Work It features paintings by Ellen Emmet Rand and other women artists in the first half of the 20th century—how they fought for opportunities, paid their bills, and found ways to have their art and creativity seen and taken seriously. Featuring several works by Ellen Emmet Rand, as well as pieces by Dorothea Lange, Violet Oakley, Mary Foote, Eudora Welty, Lois Mailou Jones, and Imogen Cunningham, “Work It” features the diversity of styles and subjects that helped women achieve both recognition and security as working artists.
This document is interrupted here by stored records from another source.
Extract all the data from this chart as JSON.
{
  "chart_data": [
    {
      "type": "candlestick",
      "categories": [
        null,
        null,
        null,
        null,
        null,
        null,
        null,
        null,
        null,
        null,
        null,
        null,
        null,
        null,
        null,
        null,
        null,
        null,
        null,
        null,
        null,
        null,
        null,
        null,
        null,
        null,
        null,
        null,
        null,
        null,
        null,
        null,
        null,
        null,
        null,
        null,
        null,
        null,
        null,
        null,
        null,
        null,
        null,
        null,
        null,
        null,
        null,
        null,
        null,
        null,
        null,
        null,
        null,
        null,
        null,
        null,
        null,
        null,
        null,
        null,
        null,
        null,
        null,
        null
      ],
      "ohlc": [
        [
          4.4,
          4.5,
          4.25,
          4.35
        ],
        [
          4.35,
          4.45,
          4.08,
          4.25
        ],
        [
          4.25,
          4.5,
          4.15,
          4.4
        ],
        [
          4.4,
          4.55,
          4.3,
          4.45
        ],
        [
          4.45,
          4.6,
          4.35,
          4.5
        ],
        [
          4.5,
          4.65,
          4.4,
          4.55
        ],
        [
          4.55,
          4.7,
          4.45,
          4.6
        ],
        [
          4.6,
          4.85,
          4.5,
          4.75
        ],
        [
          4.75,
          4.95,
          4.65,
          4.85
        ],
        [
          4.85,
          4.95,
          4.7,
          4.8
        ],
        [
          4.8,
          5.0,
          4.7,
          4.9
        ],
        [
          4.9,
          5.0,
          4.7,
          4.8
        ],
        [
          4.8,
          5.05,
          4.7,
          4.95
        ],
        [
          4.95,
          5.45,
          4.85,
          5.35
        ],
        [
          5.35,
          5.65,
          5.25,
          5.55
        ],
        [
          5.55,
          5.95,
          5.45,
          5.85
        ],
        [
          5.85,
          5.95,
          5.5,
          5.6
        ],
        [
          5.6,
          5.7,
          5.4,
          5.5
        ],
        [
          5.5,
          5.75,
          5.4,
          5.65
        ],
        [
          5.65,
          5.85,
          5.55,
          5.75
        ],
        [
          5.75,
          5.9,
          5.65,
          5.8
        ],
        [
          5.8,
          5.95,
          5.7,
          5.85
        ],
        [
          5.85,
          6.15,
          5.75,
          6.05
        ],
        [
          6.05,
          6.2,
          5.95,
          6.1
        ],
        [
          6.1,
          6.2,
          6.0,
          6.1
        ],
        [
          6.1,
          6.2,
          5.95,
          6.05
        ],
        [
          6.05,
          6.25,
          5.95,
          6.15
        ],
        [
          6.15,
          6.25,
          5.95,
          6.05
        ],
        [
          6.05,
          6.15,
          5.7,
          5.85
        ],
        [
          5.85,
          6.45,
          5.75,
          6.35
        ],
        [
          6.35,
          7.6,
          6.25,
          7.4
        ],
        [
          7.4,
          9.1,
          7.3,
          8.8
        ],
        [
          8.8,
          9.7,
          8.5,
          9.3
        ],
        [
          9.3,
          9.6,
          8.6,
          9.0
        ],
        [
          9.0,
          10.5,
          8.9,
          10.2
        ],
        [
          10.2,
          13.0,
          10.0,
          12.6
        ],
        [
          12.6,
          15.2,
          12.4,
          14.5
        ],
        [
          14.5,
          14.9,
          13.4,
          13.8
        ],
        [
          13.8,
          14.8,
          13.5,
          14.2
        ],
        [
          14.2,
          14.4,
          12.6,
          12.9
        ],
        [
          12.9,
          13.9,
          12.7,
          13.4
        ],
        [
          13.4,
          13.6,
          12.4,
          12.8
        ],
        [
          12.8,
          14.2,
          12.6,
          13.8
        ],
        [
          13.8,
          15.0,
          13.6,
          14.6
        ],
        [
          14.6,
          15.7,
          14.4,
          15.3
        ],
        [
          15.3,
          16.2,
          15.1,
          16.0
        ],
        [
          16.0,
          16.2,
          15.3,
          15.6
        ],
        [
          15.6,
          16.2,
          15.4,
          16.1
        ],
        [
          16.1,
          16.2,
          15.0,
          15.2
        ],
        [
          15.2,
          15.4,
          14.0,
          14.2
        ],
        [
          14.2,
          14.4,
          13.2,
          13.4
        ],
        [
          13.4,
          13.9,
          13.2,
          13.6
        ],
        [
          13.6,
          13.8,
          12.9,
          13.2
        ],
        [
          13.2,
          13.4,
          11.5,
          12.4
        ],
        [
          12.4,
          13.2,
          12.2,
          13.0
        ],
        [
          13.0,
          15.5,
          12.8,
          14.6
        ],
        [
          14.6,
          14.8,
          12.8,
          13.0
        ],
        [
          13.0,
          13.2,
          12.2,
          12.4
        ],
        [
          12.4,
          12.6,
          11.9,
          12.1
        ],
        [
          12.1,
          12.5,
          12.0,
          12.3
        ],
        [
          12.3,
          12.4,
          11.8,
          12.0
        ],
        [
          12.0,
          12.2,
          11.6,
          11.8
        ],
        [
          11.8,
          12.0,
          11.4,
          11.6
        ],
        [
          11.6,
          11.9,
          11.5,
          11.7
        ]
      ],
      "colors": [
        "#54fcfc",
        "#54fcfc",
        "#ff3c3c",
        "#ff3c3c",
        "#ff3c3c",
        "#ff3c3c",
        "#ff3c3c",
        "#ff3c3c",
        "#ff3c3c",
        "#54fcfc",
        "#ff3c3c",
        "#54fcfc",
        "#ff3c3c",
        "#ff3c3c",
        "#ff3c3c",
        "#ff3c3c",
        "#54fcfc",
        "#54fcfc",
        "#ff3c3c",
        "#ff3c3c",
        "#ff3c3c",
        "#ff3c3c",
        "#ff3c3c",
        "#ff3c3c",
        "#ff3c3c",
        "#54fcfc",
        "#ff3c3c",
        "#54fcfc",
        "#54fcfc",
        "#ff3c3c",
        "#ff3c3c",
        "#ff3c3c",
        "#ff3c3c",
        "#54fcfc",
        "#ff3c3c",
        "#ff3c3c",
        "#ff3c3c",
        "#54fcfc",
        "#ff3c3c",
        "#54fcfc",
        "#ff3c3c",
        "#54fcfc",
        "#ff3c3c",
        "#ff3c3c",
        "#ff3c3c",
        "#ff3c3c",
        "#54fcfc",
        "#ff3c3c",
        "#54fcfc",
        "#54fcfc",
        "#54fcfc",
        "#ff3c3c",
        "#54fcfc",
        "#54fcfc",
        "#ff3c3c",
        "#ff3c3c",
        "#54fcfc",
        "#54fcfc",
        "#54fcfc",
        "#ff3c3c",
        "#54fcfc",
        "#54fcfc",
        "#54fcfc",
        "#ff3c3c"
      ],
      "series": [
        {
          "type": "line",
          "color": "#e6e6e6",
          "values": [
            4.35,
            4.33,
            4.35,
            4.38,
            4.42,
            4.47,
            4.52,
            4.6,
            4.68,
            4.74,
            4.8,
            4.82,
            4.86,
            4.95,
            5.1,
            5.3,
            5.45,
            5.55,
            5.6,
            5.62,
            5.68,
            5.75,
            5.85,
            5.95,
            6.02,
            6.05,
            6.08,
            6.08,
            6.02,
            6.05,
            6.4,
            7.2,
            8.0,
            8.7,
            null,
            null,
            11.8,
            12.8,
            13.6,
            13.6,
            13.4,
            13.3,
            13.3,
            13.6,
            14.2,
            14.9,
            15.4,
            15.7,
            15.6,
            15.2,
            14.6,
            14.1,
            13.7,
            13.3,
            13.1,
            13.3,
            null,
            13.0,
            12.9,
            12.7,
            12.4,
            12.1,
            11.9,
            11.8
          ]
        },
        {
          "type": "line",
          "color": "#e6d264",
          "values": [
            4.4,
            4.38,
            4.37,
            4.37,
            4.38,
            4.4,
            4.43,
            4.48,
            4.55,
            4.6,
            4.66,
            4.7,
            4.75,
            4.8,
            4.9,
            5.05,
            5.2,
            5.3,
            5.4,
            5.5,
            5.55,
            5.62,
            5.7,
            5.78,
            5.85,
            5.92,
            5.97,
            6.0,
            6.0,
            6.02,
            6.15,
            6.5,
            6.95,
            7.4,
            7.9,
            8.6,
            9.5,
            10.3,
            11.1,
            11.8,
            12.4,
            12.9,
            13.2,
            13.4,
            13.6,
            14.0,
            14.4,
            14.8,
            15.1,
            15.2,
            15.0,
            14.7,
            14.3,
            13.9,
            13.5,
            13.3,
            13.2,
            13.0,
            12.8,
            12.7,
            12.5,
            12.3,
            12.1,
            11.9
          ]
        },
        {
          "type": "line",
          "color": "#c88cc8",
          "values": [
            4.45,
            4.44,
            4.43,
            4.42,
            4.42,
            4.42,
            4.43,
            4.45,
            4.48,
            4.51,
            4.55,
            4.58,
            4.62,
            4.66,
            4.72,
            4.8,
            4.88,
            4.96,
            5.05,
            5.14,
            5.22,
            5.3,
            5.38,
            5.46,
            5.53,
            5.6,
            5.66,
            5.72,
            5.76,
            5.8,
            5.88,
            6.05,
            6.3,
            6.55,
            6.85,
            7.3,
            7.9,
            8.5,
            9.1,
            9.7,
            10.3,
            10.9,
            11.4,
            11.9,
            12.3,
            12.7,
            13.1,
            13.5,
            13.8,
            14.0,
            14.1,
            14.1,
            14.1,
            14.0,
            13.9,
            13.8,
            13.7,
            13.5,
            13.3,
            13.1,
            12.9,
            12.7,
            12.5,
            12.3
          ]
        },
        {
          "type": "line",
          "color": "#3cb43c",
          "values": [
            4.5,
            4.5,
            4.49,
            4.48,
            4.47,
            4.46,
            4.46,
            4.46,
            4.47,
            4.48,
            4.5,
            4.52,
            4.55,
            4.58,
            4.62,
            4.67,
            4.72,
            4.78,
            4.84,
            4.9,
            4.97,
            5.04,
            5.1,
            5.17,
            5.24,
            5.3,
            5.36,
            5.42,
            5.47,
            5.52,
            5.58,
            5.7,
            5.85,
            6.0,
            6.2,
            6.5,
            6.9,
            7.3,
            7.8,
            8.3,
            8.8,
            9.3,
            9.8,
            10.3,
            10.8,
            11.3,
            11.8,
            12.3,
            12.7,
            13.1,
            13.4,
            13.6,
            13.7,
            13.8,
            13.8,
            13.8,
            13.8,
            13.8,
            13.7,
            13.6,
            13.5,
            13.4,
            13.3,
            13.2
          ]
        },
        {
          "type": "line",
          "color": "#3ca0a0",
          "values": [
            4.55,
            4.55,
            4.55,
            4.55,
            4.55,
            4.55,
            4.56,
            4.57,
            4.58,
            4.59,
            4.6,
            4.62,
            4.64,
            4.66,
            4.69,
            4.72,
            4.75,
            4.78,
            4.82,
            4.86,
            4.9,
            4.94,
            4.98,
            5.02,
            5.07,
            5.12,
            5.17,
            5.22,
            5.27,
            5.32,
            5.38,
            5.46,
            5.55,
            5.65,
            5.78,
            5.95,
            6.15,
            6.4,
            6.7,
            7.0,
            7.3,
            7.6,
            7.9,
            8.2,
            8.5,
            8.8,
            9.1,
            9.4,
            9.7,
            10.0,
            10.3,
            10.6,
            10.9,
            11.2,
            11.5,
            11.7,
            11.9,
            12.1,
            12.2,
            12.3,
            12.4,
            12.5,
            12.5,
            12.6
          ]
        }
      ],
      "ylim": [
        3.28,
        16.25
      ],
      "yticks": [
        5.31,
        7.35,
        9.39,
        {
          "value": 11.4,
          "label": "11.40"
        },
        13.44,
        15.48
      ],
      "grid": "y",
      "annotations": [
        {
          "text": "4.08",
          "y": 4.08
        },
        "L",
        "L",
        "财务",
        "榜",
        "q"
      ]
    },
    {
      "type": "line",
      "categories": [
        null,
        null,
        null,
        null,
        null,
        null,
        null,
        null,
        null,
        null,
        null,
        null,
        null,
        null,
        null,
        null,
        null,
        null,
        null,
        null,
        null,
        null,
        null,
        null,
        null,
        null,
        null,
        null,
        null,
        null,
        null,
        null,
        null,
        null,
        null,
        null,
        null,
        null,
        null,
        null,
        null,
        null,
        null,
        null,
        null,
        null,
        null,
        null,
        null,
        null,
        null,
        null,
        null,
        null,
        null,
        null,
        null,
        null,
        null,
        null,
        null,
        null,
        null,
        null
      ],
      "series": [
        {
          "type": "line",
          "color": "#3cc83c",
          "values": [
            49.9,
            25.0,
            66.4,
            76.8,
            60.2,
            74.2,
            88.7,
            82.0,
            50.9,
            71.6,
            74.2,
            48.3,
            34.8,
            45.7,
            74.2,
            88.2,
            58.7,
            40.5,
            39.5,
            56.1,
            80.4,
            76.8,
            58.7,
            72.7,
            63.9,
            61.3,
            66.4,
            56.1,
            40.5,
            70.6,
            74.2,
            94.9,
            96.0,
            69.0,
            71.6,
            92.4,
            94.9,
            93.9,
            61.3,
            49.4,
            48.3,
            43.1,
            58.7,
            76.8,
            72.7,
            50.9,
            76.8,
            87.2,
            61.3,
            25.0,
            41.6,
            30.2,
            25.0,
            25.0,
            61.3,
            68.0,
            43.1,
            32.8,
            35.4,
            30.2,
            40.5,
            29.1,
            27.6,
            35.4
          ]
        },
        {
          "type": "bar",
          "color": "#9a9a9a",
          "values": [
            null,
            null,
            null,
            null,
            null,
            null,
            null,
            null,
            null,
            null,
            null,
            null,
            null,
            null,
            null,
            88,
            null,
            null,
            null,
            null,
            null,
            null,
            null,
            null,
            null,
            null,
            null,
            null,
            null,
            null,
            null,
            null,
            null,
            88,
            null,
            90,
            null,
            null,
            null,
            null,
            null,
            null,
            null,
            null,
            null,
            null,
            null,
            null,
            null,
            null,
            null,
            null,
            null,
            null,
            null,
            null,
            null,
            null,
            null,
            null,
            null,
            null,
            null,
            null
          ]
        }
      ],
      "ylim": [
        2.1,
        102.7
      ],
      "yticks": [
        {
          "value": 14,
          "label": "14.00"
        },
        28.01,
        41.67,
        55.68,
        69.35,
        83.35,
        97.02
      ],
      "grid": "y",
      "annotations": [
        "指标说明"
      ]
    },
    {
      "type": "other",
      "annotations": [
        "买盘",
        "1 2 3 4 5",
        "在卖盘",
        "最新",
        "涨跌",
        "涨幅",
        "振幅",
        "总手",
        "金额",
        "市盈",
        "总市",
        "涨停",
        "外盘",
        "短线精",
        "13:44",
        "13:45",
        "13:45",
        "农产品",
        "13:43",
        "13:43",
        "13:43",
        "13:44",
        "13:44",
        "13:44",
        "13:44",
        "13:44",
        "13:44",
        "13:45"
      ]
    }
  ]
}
Ellen Emmet Rand (1875-1941) was arguably one of the most important and prolific American portrait painters of her time but likely you have not heard her name before. This is in spite of the fact that during her career, she painted portraits of famed author Henry James, President Franklin Delano Roosevelt, and over 800 other notables. Her early career was meteoric: she studied with William Merritt Chase; by eighteen she was a regular illustrator for Vogue; at twenty she was encouraged by John Singer Sargent and Stanford White to study in Paris. She returned to the US in 1901 and set about painting the most famous and important people who could afford her fees. Moving between diverse patrons—from state governors to opera singers—Rand carefully balanced changing social mores and fashions with her clients’ need to project authority, intelligence, and beauty through their portraits. For Rand, as with the other artists in this show, portraits, illustrations, advertising and fashion imagery paid the bills and supported families. Yet this work also, simultaneously, suggested that these women were not “real” artists, and instead only worked for money, not love or creative commitment. This exhibition looks to confront the complexity of the careers of women artists who had to work to have their art seen but also had to work for money.
The exhibitions are on view March 23 through July 30, 2017. The exhibition’s opening reception is on Thursday, March 23, 2017 from 4:30-6:30pm. Murderous Chanteuse will perform at the reception. Free to the public.